Старый ворон, который изредка позволял себе говорить. Нет, не с девочкой, та слишком ничтожна, чтобы обращать на нее внимание, но с матушкой…

— Вот видишь, — шепот тетушки Иды проник в самое сердце, — ты все помнишь… ты наша…

— Не торопи, — это уже произнесла тетушка Ада, — к слову, и мужа своего возьми, если, конечно, не испугается с колдовками жить…

…нет…

…не это… она задумалась, запуталась и забыла, что должна развязать красные нити, а те, поганки, вновь запутались. И только голубка у сердца курлычет.

…мама…

— Что ты, дорогая, — тетушка Ида успокаивает. — Опять выдумываешь себе какие-то страхи? Никто тебя не заставляет. Мы просто подумали, что вам будет спокойней… мы хотим помочь…

— Твоему ребенку нужен дом, чтобы выжить, — это вновь Ада. — Ида, не морочь девочке голову. Все просто… мы живем там, потому что в ином месте жить не способны. Такова цена силы, детонька…

И снова склянка.

Темный пузырек, от которого отчетливо пахнет мятой. Мята сладка, и значит, содержимое пузырька на самом деле весьма противно, вот и пытается Ада его спрятать за этой прохладною свежестью.

Пускай.

— Если бы твоя матушка не была столь безответственна…

— Ах, Ада…

— Я правду говорю. Кто-то ведь должен… или, думаешь, если я привыкла к этой тюрьме, то мне она стала нравиться? Я бы тоже уехала с превеликим удовольствием, но кто ж меня отпустит…

…нити свиваются змеями, и вот уже она не распутывает сеть — как она вообще могла подумать, что справится с нею? — но вязнет. И каждое движение, каждый вдох лишь крепче привязывают ее к этой проклятой сети.

…видишь ли, деточка, Ада, пусть и несколько… бесцеремонна…

— Кто бы говорил…

— Но права… некогда наш предок…

— …чтоб ему икалось на том свете…

— …заключил сделку с тем, чье имя всуе поминать не стоит…

— …особенно по нынешним временам…

— …он боялся лишиться сил…

— …идиот кромешный…

…не надо их слушать. Это проклятье… где она подцепила его? Когда… потом, сначала выбраться… успокоиться. И не дышать. Здесь легко не дышать. Ее ведь учили… начинали учить… а она бесталанной оказалась.

Врали.

…он получил в залог камень… ты помнишь наш камень? Конечно, его никак не забудешь, даже если очень захочется… и силу… небывалую… только за все надо платить…
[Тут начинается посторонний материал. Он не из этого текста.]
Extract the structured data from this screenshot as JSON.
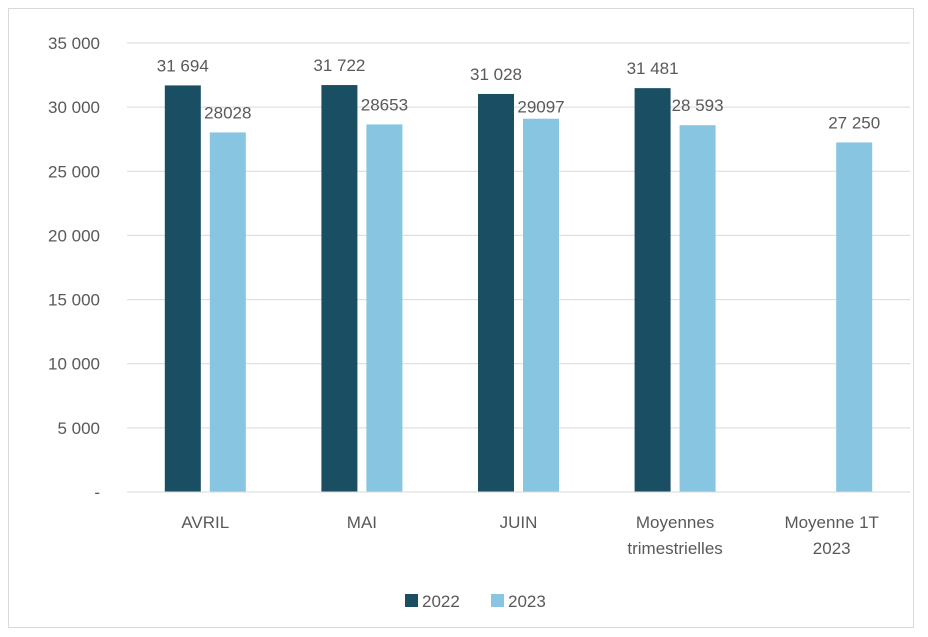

— Какое неожиданное открытие!

— Ада, не язви, тебе не идет. Мы не можем надолго покинуть дом. Сразу слабеем. И не только в силе, жизнь уходит.

— Еще поплачь…

— Я не плачу, Ада, я лишь объясняю девочке. Ей повезло, ее отпустил камень… но все равно… у тебя не будет детей здесь, милая… а дома… дома, быть может, если отпустил тебя, то и твою дочь…

— Почему дочь?

…дочь…

…Гражина… у нее есть дочь… розовый младенец, ручки-ножки в перевязочках… щеки пухленькие, а носик-кнопка… сладкий запах молока.